Lo schieramento vasto e disaggregato di Centrodestra è in palese depressione. Non solo per i non molti voti conseguiti il 25 maggio, visti complessivamente o per ogni movimento politico dello schieramento. Ciò che colpisce l’osservatore è lo sgomentoso argomentare di una serie infinita di singoli esponenti sull’insuccesso dell’avversario diretto, piuttosto che sul proprio.
Così nel definire vittoria la raccolta di seicentomila voti (puntualizzazione di Lorenzo Cesa circa il reale apporto del Ncd alle liste comuni con l’Udc), in verità assolutamente modesta anche come prima uscita elettorale. Così nel considerare marginale quello che è, con FI, politicamente ed elettoralmente, un autentico terzo polo rappresentativo dei centristi e dei moderati italiani. Per non parlare della assenza totale di analisi autocritica che compete sempre doverosamente anche a chi abbia, invece, ottenuti risultati brillantissimi come quelli di Renzi, che mai aveva potuto prevedere di raggiungere quasi il 41 per cento dei suffragi.
Dopo le prime valutazioni generali e i calcoli della serva circolati sulla grande stampa, i dati più professionali e credibili forniti dall’Istituto Cattaneo, che ha analizzato i flussi elettorali in 11 città italiane, lo schieramento di centro-destra – salvo minime quote limitate a Genova, Parma e Firenze – non ha perso alcunché a favore di Renzi, mentre milioni di vecchi elettori si sono rifugiati nel calderone dell’astensionismo. L’elettorato, piuttosto, non ha apprezzato il frazionamento dello schieramento centrista e non ha giudicato adeguati i nomi dei candidati proposti. Del tutto diverso il caso di Scelta civica, il cui collasso (in verità preventivabile senza bisogno di essere degli esperti) è andato totalmente a travasarsi nel Pd di Renzi.
A leggere dichiarazioni, dettagli personalistici di trombati, persino considerazioni un po’ più seriose di studiosi e militanti, la possibilità di recupero elettorale dei centristi ricadrebbe principalmente su formazioni che hanno ricevuto meno consensi, mentre per Forza Italia, non ci sarebbe altra carta da giocare che quella di obbligare Berlusconi a scansarsi e a fare emergere nel suo partito un nuovo ceto politico: non identificabile però in nessuno dei suoi eletti in Europa, sia del Nord come del Sud.

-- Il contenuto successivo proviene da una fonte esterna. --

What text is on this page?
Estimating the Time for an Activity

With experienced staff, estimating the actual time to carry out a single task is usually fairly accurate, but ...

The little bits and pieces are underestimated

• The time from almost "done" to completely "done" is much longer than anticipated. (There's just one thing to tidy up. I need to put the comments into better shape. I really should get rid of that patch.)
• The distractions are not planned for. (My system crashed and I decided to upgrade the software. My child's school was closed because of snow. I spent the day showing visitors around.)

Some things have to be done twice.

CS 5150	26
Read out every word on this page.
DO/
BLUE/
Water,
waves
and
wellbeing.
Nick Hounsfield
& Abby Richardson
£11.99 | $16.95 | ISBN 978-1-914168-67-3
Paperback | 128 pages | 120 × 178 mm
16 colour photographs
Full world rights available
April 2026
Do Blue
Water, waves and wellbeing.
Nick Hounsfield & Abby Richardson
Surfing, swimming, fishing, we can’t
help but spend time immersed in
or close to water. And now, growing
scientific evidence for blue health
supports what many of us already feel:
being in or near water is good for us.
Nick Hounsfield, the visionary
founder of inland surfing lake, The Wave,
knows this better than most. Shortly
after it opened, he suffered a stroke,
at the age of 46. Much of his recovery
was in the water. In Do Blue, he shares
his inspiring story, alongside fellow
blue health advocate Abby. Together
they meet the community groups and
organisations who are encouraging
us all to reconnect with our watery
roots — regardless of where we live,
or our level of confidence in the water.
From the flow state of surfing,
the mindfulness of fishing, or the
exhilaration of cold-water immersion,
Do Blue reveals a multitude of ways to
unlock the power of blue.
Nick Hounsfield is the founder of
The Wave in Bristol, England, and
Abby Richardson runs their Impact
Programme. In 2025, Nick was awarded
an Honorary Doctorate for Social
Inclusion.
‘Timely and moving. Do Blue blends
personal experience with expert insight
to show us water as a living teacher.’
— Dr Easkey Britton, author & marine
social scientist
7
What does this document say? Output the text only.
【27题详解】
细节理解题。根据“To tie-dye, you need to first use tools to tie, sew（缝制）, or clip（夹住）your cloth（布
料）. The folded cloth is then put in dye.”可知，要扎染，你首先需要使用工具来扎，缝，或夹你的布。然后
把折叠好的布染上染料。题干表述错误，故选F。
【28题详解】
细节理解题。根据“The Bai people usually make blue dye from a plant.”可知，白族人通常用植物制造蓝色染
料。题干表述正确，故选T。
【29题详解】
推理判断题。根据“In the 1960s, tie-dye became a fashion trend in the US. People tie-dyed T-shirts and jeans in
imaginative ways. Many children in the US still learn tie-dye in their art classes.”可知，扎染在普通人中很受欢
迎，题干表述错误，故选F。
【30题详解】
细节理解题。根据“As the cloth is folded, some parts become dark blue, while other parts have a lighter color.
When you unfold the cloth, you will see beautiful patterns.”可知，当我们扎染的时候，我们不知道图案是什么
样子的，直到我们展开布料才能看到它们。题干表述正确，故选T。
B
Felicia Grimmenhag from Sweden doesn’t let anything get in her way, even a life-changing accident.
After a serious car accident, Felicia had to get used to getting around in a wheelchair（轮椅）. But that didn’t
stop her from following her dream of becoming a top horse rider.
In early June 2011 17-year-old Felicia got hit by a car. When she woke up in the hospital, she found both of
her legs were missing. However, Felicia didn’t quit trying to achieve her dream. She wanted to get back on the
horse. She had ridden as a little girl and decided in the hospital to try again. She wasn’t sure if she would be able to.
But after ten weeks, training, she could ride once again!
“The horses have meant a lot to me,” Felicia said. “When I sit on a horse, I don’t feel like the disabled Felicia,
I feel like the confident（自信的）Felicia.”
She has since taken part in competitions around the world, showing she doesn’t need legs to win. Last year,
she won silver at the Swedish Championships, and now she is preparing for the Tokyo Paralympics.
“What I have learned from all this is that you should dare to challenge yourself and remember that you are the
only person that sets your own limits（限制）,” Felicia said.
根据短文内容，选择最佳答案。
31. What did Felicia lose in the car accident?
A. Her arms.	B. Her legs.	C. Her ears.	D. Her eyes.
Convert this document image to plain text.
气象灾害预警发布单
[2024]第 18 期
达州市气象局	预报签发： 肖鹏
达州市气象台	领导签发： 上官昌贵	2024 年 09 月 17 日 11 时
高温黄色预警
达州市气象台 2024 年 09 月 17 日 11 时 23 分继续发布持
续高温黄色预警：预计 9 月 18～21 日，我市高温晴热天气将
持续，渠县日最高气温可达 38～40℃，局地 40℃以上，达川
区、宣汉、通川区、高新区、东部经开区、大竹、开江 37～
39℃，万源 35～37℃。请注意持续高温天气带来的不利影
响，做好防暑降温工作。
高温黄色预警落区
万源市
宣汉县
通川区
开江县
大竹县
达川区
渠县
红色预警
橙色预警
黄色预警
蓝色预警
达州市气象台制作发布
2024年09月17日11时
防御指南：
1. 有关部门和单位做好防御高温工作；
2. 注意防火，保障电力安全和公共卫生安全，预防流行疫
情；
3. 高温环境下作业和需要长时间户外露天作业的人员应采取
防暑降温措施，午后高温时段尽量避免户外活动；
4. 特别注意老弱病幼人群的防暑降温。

Francamente siffatte stime appaiono frutto di un profondo sconforto di chi è stato personalmente sconfitto e non si è neppure accorto della propria obbiettiva insignificanza rispetto alla spinta elettorale verso radicali riforme strutturali e costituzionali che ha terremotato la geografia politica italiana. Farebbero persino tenerezza, certi spropositi, se non provenissero da personalità che masticano di politica da anni e anni e non hanno ancora imparato che il desiderio non è realtà e che la cooptazione è finita e il consenso occorre conquistarselo con proposte serie e comprensibili e non per intimi rancori o perché si ricopre un elevato ruolo istituzionale.
Ciò va detto con franchezza, giacché il mondo dei centristi e dei moderati è obbiettivamente maggioritario nel Paese, e non può continuare ad essere rappresentato da gruppuscoli che a stento riescono ad ottenere qualche zerovirgolaqualcosa appena sufficiente a non lasciarlo ai pali di una competizione politica: che non si affronta con gelosie e vendettismi tribali.